Há soluções surgindo, no entanto. A Wormhole NFT Bridge, por exemplo, é uma empresa que está oferecendo uma solução que conecta tokens emitidos em Solana com Ethereum, permitindo que os mesmos sejam negociados em outras plataformas. A Binance, desde o final de outubro, tornou-se multi-chain, possibilitando transações entre Binance Smart Chain e Ethereum. A coleção de camisas históricas do Galo em NFTs atualmente pode ser comprada no marketplace da Binance, mas depois pode ser transferida para uma carteira no MetaMask e negociada na Opensea, o que acaba agregando valor ao token, pois amplia o mercado secundário para quem o possui. Outros martketplaces também estão seguindo este caminho, como a Rarible, que passou a aceitar NFTs emitidos na blockchain Flow.

Por isso, sempre pense em interoperabilidade entre blockchains na hora de decidir o caminho para emitir seus NFTs, especialmente se forem colecionáveis digitais. Quanto maior o mercado secundário, maior a atratividade para quem compra, pois será maior a liquidez, assunto do próximo item.

Liquidez no mercado secundário

Este item é curto e direto ao ponto. Liquidez é a capacidade de conversão de um bem em dinheiro. Quanto mais líquido um ativo é, mais valioso ele se torna, pois é mais fácil vendê-lo e transformá-lo em moeda fiduciária. A importância da liquidez no universo de NFTs é óbvia. Se há maior facilidade desse token ser vendido, ele se torna mais atrativo para quem deseja comprá-lo. Por conta disso, ter um mercado secundário grande, com bastante gente participando, aumenta as chances do seu NFT ser comercializado, pois mais pessoas terão acesso a ele. Claro, não se trata só de tamanho de mercado secundário, é importante que o ativo seja atrativo em termos estéticos, históricos e/ou de utilidade, por exemplo, mas aumentar o público que pode ser impactado por este ativo certamente contribui para acrescentar valor ao NFT.
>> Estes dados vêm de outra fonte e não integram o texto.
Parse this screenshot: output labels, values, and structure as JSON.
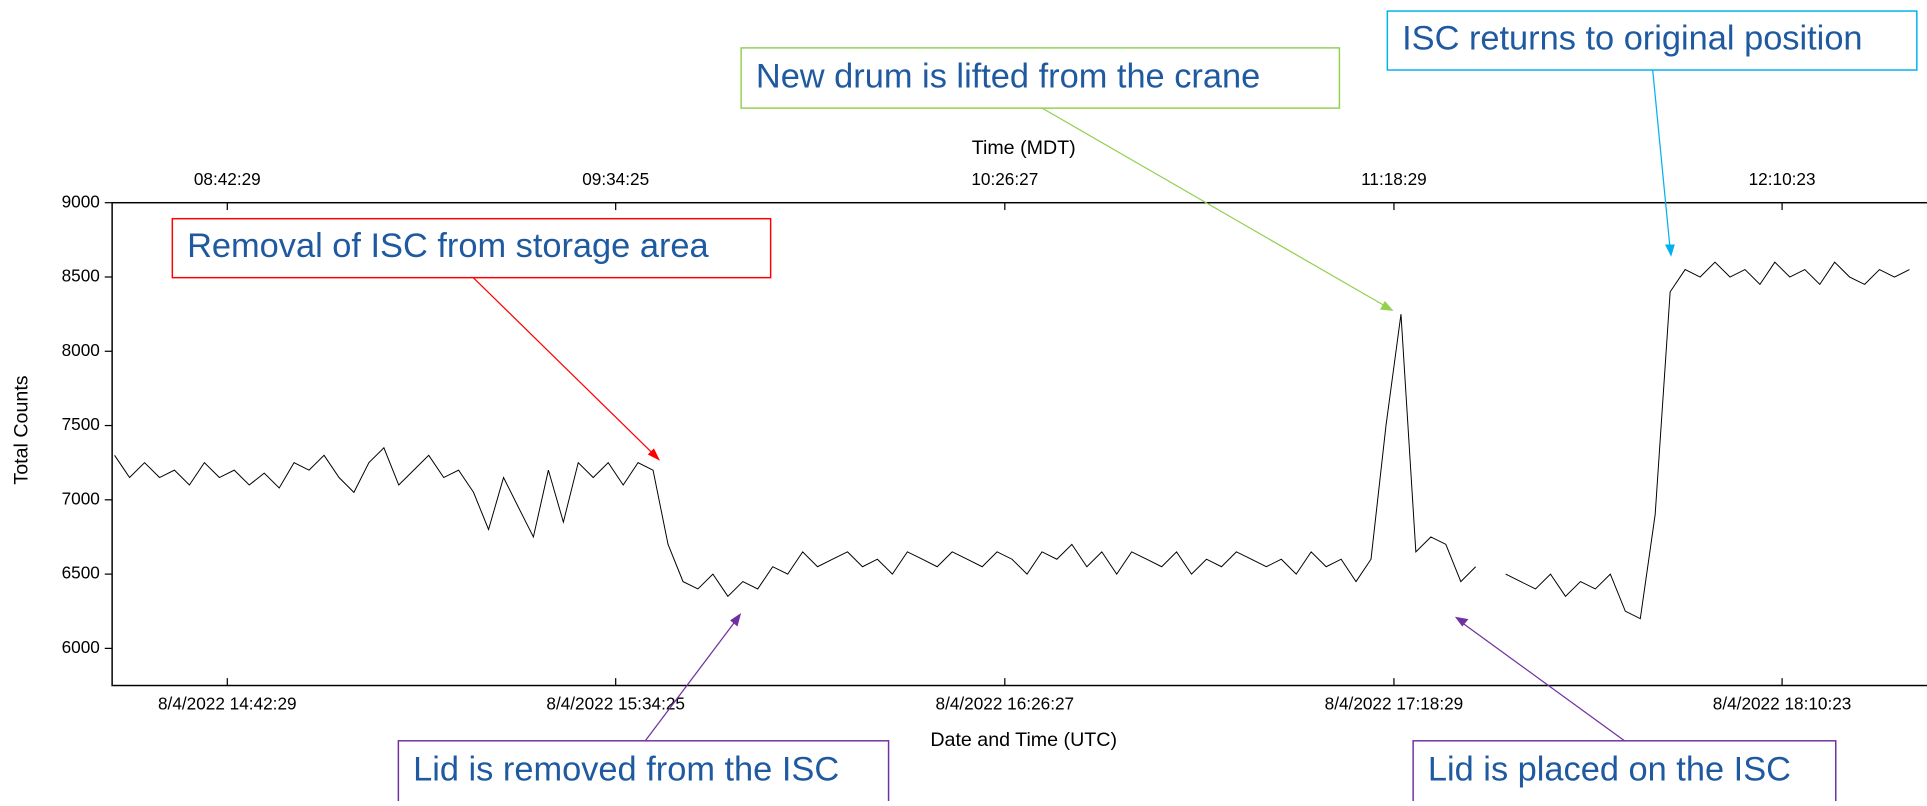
{
  "chart_data": {
    "type": "line",
    "x_label": "Date and Time (UTC)",
    "x2_label": "Time (MDT)",
    "y_label": "Total Counts",
    "xlim": [
      52025,
      66583
    ],
    "xticks": [
      {
        "value": 52949,
        "label": "8/4/2022 14:42:29"
      },
      {
        "value": 56065,
        "label": "8/4/2022 15:34:25"
      },
      {
        "value": 59187,
        "label": "8/4/2022 16:26:27"
      },
      {
        "value": 62309,
        "label": "8/4/2022 17:18:29"
      },
      {
        "value": 65423,
        "label": "8/4/2022 18:10:23"
      }
    ],
    "x2ticks": [
      {
        "value": 52949,
        "label": "08:42:29"
      },
      {
        "value": 56065,
        "label": "09:34:25"
      },
      {
        "value": 59187,
        "label": "10:26:27"
      },
      {
        "value": 62309,
        "label": "11:18:29"
      },
      {
        "value": 65423,
        "label": "12:10:23"
      }
    ],
    "ylim": [
      5750,
      9000
    ],
    "yticks": [
      6000,
      6500,
      7000,
      7500,
      8000,
      8500,
      9000
    ],
    "series": [
      {
        "color": "#000000",
        "x": [
          52045,
          52165,
          52285,
          52405,
          52525,
          52645,
          52765,
          52885,
          53005,
          53125,
          53245,
          53365,
          53485,
          53605,
          53725,
          53845,
          53965,
          54085,
          54205,
          54325,
          54445,
          54565,
          54685,
          54805,
          54925,
          55045,
          55165,
          55285,
          55405,
          55525,
          55645,
          55765,
          55885,
          56005,
          56125,
          56245,
          56365,
          56485,
          56605,
          56725,
          56845,
          56965,
          57085,
          57205,
          57325,
          57445,
          57565,
          57685,
          57805,
          57925,
          58045,
          58165,
          58285,
          58405,
          58525,
          58645,
          58765,
          58885,
          59005,
          59125,
          59245,
          59365,
          59485,
          59605,
          59725,
          59845,
          59965,
          60085,
          60205,
          60325,
          60445,
          60565,
          60685,
          60805,
          60925,
          61045,
          61165,
          61285,
          61405,
          61525,
          61645,
          61765,
          61885,
          62005,
          62125,
          62245,
          62365,
          62485,
          62605,
          62725,
          62845,
          62965,
          63085,
          63205,
          63325,
          63445,
          63565,
          63685,
          63805,
          63925,
          64045,
          64165,
          64285,
          64405,
          64525,
          64645,
          64765,
          64885,
          65005,
          65125,
          65245,
          65365,
          65485,
          65605,
          65725,
          65845,
          65965,
          66085,
          66205,
          66325,
          66445
        ],
        "values": [
          7300,
          7150,
          7250,
          7150,
          7200,
          7100,
          7250,
          7150,
          7200,
          7100,
          7180,
          7080,
          7250,
          7200,
          7300,
          7150,
          7050,
          7250,
          7350,
          7100,
          7200,
          7300,
          7150,
          7200,
          7050,
          6800,
          7150,
          6950,
          6750,
          7200,
          6850,
          7250,
          7150,
          7250,
          7100,
          7250,
          7200,
          6700,
          6450,
          6400,
          6500,
          6350,
          6450,
          6400,
          6550,
          6500,
          6650,
          6550,
          6600,
          6650,
          6550,
          6600,
          6500,
          6650,
          6600,
          6550,
          6650,
          6600,
          6550,
          6650,
          6600,
          6500,
          6650,
          6600,
          6700,
          6550,
          6650,
          6500,
          6650,
          6600,
          6550,
          6650,
          6500,
          6600,
          6550,
          6650,
          6600,
          6550,
          6600,
          6500,
          6650,
          6550,
          6600,
          6450,
          6600,
          7500,
          8250,
          6650,
          6750,
          6700,
          6450,
          6550,
          null,
          6500,
          6450,
          6400,
          6500,
          6350,
          6450,
          6400,
          6500,
          6250,
          6200,
          6900,
          8400,
          8550,
          8500,
          8600,
          8500,
          8550,
          8450,
          8600,
          8500,
          8550,
          8450,
          8600,
          8500,
          8450,
          8550,
          8500,
          8550
        ]
      }
    ],
    "annotations": [
      "Removal of ISC from storage area",
      "New drum is lifted from the crane",
      "ISC returns to original position",
      "Lid is removed from the ISC",
      "Lid is placed on the ISC"
    ]
  }
}
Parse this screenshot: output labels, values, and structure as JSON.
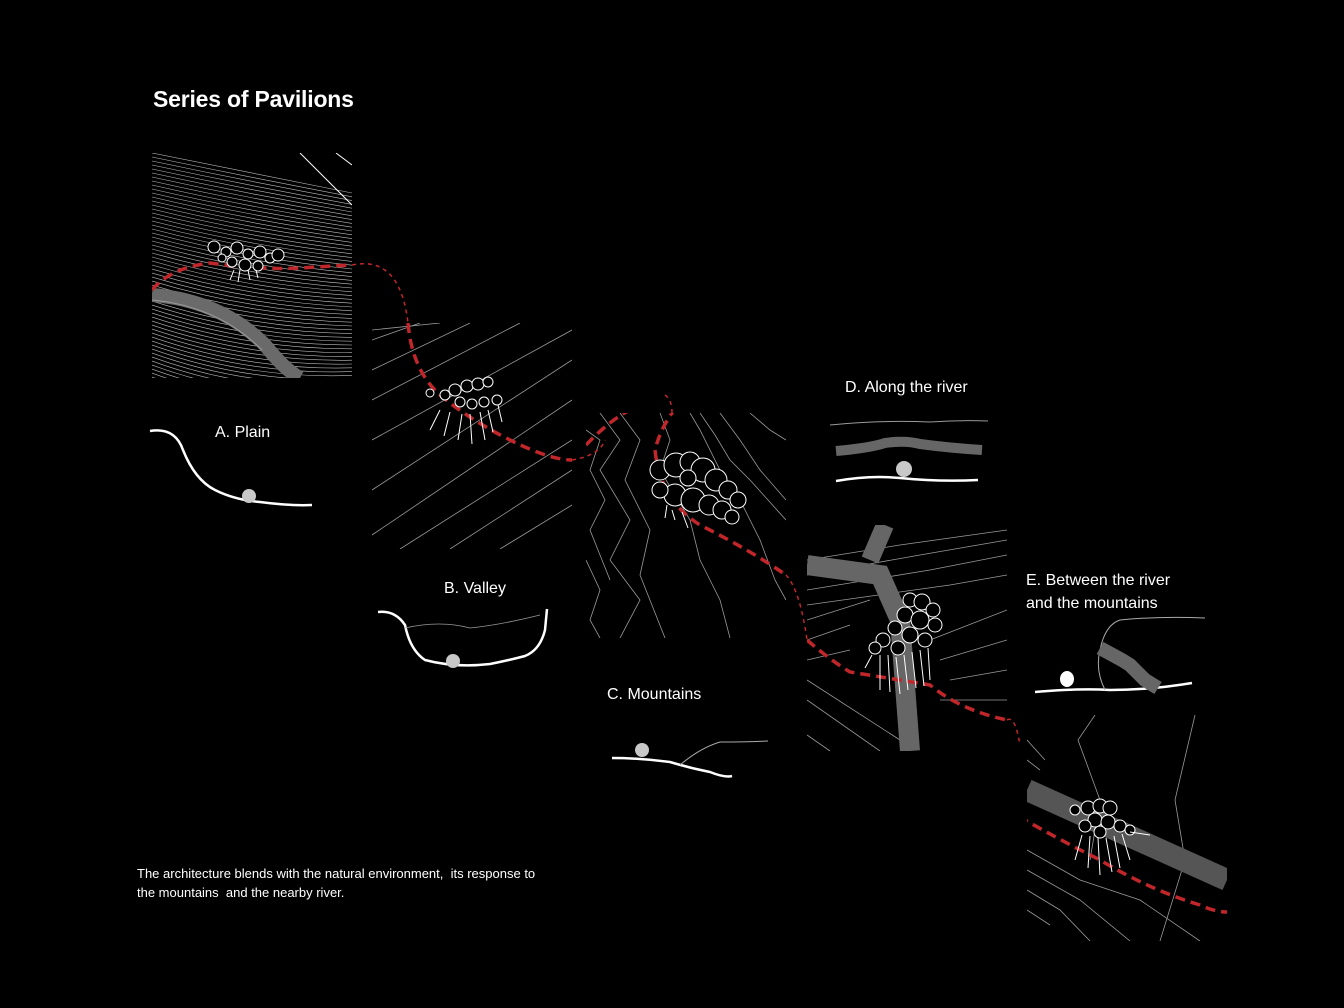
{
  "title": "Series of Pavilions",
  "sites": [
    {
      "id": "A",
      "label": "A. Plain"
    },
    {
      "id": "B",
      "label": "B. Valley"
    },
    {
      "id": "C",
      "label": "C. Mountains"
    },
    {
      "id": "D",
      "label": "D. Along the river"
    },
    {
      "id": "E",
      "label_line1": "E. Between the river",
      "label_line2": "and the mountains"
    }
  ],
  "caption_line1": "The architecture blends with the natural environment,  its response to",
  "caption_line2": "the mountains  and the nearby river.",
  "colors": {
    "background": "#000000",
    "path": "#c0262a",
    "line": "#ffffff",
    "contour": "#9a9a9a",
    "river": "#555555"
  }
}
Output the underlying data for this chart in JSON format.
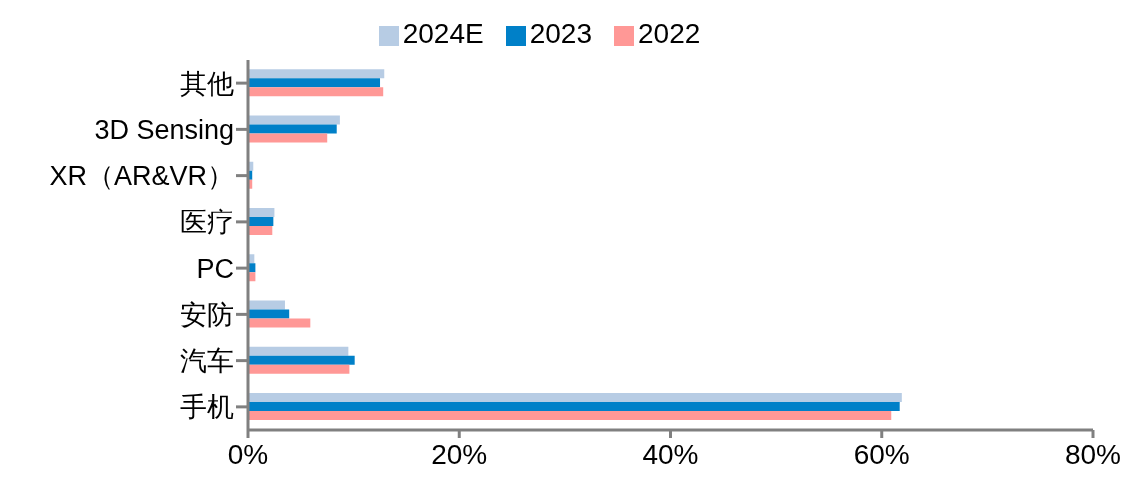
{
  "chart_data": {
    "type": "bar",
    "orientation": "horizontal",
    "categories": [
      "其他",
      "3D Sensing",
      "XR（AR&VR）",
      "医疗",
      "PC",
      "安防",
      "汽车",
      "手机"
    ],
    "series": [
      {
        "name": "2024E",
        "color": "#b7cce4",
        "values": [
          12.9,
          8.7,
          0.5,
          2.5,
          0.6,
          3.5,
          9.5,
          61.9
        ]
      },
      {
        "name": "2023",
        "color": "#0080c8",
        "values": [
          12.5,
          8.4,
          0.4,
          2.4,
          0.7,
          3.9,
          10.1,
          61.7
        ]
      },
      {
        "name": "2022",
        "color": "#ff9896",
        "values": [
          12.8,
          7.5,
          0.4,
          2.3,
          0.7,
          5.9,
          9.6,
          60.9
        ]
      }
    ],
    "xlim": [
      0,
      80
    ],
    "xticks": [
      {
        "value": 0,
        "label": "0%"
      },
      {
        "value": 20,
        "label": "20%"
      },
      {
        "value": 40,
        "label": "40%"
      },
      {
        "value": 60,
        "label": "60%"
      },
      {
        "value": 80,
        "label": "80%"
      }
    ],
    "legend": "top",
    "grid": false
  }
}
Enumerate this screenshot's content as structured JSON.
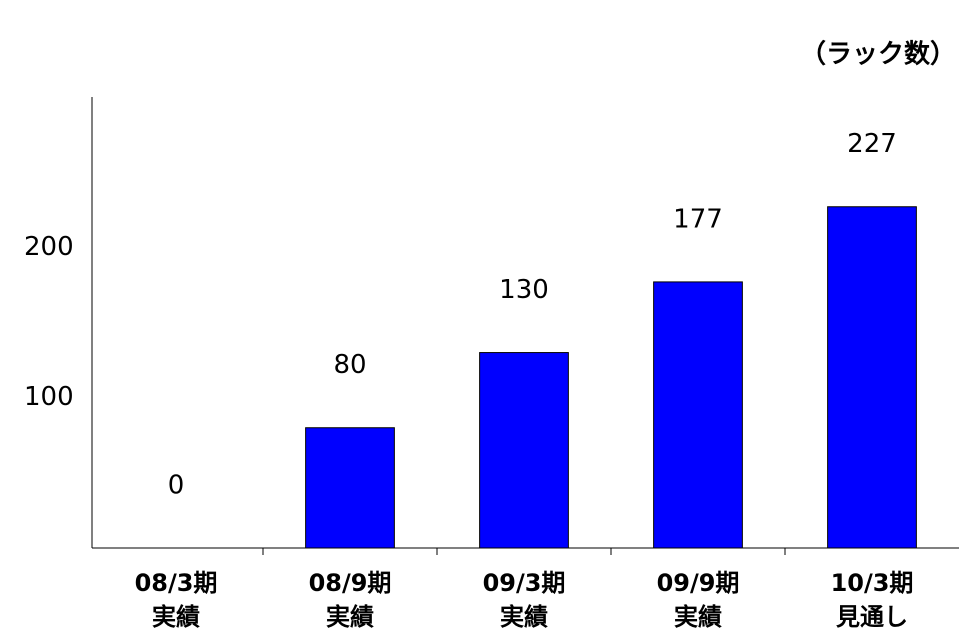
{
  "chart_data": {
    "type": "bar",
    "unit_label": "（ラック数）",
    "categories": [
      "08/3期\n実績",
      "08/9期\n実績",
      "09/3期\n実績",
      "09/9期\n実績",
      "10/3期\n見通し"
    ],
    "values": [
      0,
      80,
      130,
      177,
      227
    ],
    "color": "#0000ff",
    "ylim": [
      0,
      300
    ],
    "yticks": [
      100,
      200
    ],
    "grid": false
  }
}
Por isso, quando for entrar em um projeto com tokens não-fungíveis, analise o tamanho e o acesso destes tokens ao mercado secundário. Muitas startups têm oferecido marketplaces próprios para organizações esportivas, mas colocando o mercado secundário para um segundo momento. Ele até pode vir em uma segunda fase do projeto, mas é fundamental que seja criado e que não demore muito, pois trata-se de um elemento capaz de atrair muitos mais compradores.

Colaboração

Se interoperabilidade e liquidez do mercado secundário são importantes, pensar coletivamente na hora de entrar em um projeto de NFTs faz sentido, especialmente se estamos falando de organizações do mesmo setor, como clubes de futebol, marcas e entidades esportivas em geral. Tenho dificuldade de acreditar em marketplaces de clubes e até de ligas totalmente fechados. Por exemplo, para a Dapper Labs (dona do NBA Top Shot e que vai lançar ainda os marketplaces da NFL e da La Liga, além de ter um contrato com o UFC) faz total sentido interligar estas plataformas e criar um mercado secundário permitindo que fãs e donos de NFTs de um interajam com o outro. Desta maneira, uma pessoa que tem tokens não-fungíveis da La Liga pode se interessar em comprar ativos da NBA, pois sabe que a chance de vendê-lo será maior, uma vez que teremos mais gente participando daquela economia.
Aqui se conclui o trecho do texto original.